Upon closer inspection, the bench appears to be a log that has been cut length-wise, so that the top is flat and the bottom mostly is rounded. The conical form fits into a hole at one end of the bench, which rests securely in the notch of a thick, slab-like object resting on the floor. At the other end of the bench, the bowl-like form fits onto a tapering cylinder. Both symmetrical and asymmetrical, “Geometric Plateau” is made of six distinct, chiseled pieces that come together.
This is Mosley’s genius: Working almost exclusively with salvaged logs and branches, the forms seem to talk to him. He does not impose shapes with his chiseling so much as enhance them. It is striking to see how distinct the sculptures are from each other. In contrast to Constantin Brancusi, Noguchi, and Alberto Giacometti, all of whom have inspired him, Mosley does not make variations on a theme. There is no ideal form for him because no two of his salvaged organic forms are exactly alike.

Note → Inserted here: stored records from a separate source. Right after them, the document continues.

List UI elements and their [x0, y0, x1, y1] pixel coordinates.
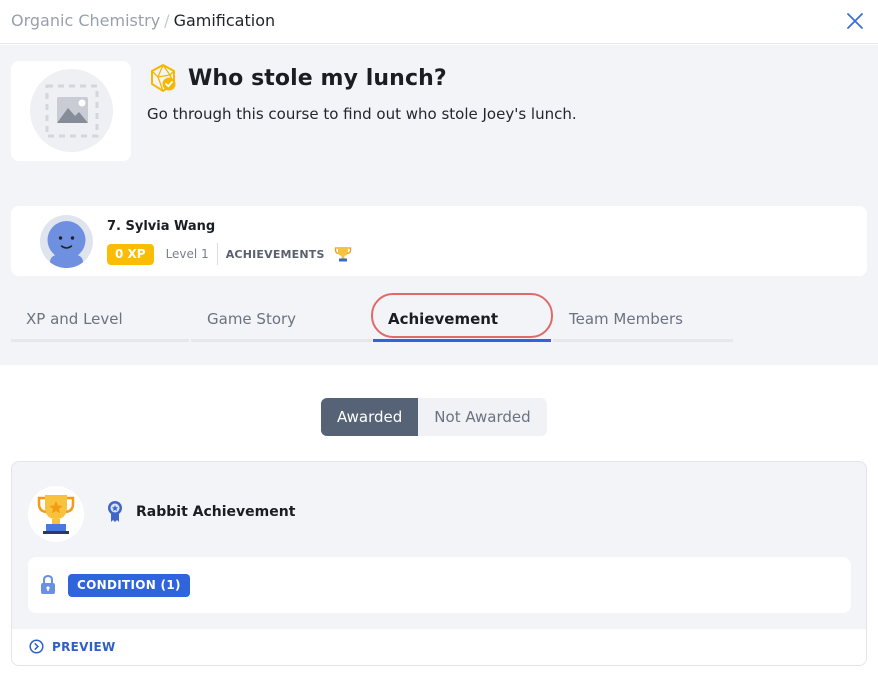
preview-footer: PREVIEW — [12, 629, 866, 665]
chevron-right-circle-icon — [29, 639, 44, 654]
user-stats: 0 XP Level 1 ACHIEVEMENTS — [107, 243, 352, 265]
preview-button[interactable]: PREVIEW — [29, 639, 116, 654]
tab-xp-and-level[interactable]: XP and Level — [11, 295, 189, 342]
avatar — [40, 215, 93, 268]
filter-awarded[interactable]: Awarded — [321, 398, 419, 436]
breadcrumb-separator: / — [164, 11, 170, 30]
tab-achievement[interactable]: Achievement — [373, 295, 551, 342]
breadcrumb-current: Gamification — [173, 11, 276, 30]
tab-game-story[interactable]: Game Story — [191, 295, 372, 342]
avatar-face-icon — [47, 221, 86, 268]
course-header: Who stole my lunch? Go through this cour… — [0, 45, 878, 365]
lock-icon — [41, 574, 55, 594]
course-title-row: Who stole my lunch? — [148, 63, 447, 93]
trophy-icon — [37, 495, 75, 534]
course-title: Who stole my lunch? — [188, 65, 447, 91]
condition-box: CONDITION (1) — [28, 557, 851, 613]
achievements-label: ACHIEVEMENTS — [225, 247, 325, 261]
course-cover — [11, 61, 131, 161]
top-bar: Organic Chemistry / Gamification — [0, 0, 878, 44]
filter-not-awarded[interactable]: Not Awarded — [418, 398, 546, 436]
trophy-icon — [334, 247, 351, 262]
divider — [216, 243, 218, 265]
achievement-image — [28, 486, 84, 542]
award-filter-toggle: Awarded Not Awarded — [321, 398, 547, 436]
course-description: Go through this course to find out who s… — [147, 105, 577, 123]
breadcrumb: Organic Chemistry / Gamification — [11, 11, 275, 31]
image-placeholder-icon — [45, 84, 99, 138]
user-card: 7. Sylvia Wang 0 XP Level 1 ACHIEVEMENTS — [11, 206, 867, 276]
award-ribbon-icon — [108, 501, 122, 522]
achievement-card: Rabbit Achievement CONDITION (1) PREVIEW — [11, 461, 867, 666]
close-icon — [847, 13, 863, 29]
tab-team-members[interactable]: Team Members — [553, 295, 733, 342]
user-level: Level 1 — [165, 247, 209, 261]
close-button[interactable] — [844, 10, 866, 32]
gamification-badge-icon — [151, 63, 176, 93]
user-name: 7. Sylvia Wang — [107, 219, 216, 234]
achievement-title-row: Rabbit Achievement — [106, 500, 295, 524]
breadcrumb-parent[interactable]: Organic Chemistry — [11, 11, 160, 30]
preview-label: PREVIEW — [52, 639, 116, 654]
xp-badge: 0 XP — [107, 243, 154, 265]
condition-badge[interactable]: CONDITION (1) — [68, 574, 190, 597]
achievement-name: Rabbit Achievement — [136, 504, 296, 520]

While almost every critic writing about Mosley has noted the importance of the sculptors I cited to his work, as has he himself, I think it is more useful to recognize how far he has traveled from them, beginning with the individuality of each piece. Every artwork — assembled from discrete, highly worked forms that have been fit together — has its own personality. There is something marvelous about Mosley’s sensitivity to weight, balance, and imbalance. This inquiry is further rewarded by the rhythmic indentations left by the chisels, the linear cuts made into thin surfaces — which is a kind of drawing — and the different-colored woods he brings together in a single piece (for example, “Curved Suspended,” 2013, made of walnut and cherry). Many details in Mosley’s work, including his monogram signature, add another level of pleasure to our experience of them.
For the freestanding vertical sculptures, which make up the majority of the show, Mosley embraces basic modernist issues, such as the stacking of forms, but he often inserts a sharp, knowing wit. In “Branched Form” (2017), which is nine feet high, he mounts his chiseled version of a bare-branched tree on the crown of a chiseled log. One of the simpler sculptures in this eye-opening exhibition, “Branched Form” has no relatives in the exhibition — not even distant ones.
In the aftermath of seriality, repeatable and modular forms, and signature production, Mosley is a welcome anomaly, someone who reminds you that there is a deep and real pleasure in making. Mostly unheralded, the masterful, under-recognized artist created a large body of work in his spare time (what a weird, unjust phrase), while living in Pittsburgh, working in a post office for decades, and donating pieces to charity auctions.
Largely promoted by a community of Black writers, artists, and musicians, Mosley’s work more than holds its own with his celebrated peers. He did not need the art world’s approval to keep going, but the art world certainly needs him for more reasons than I can count.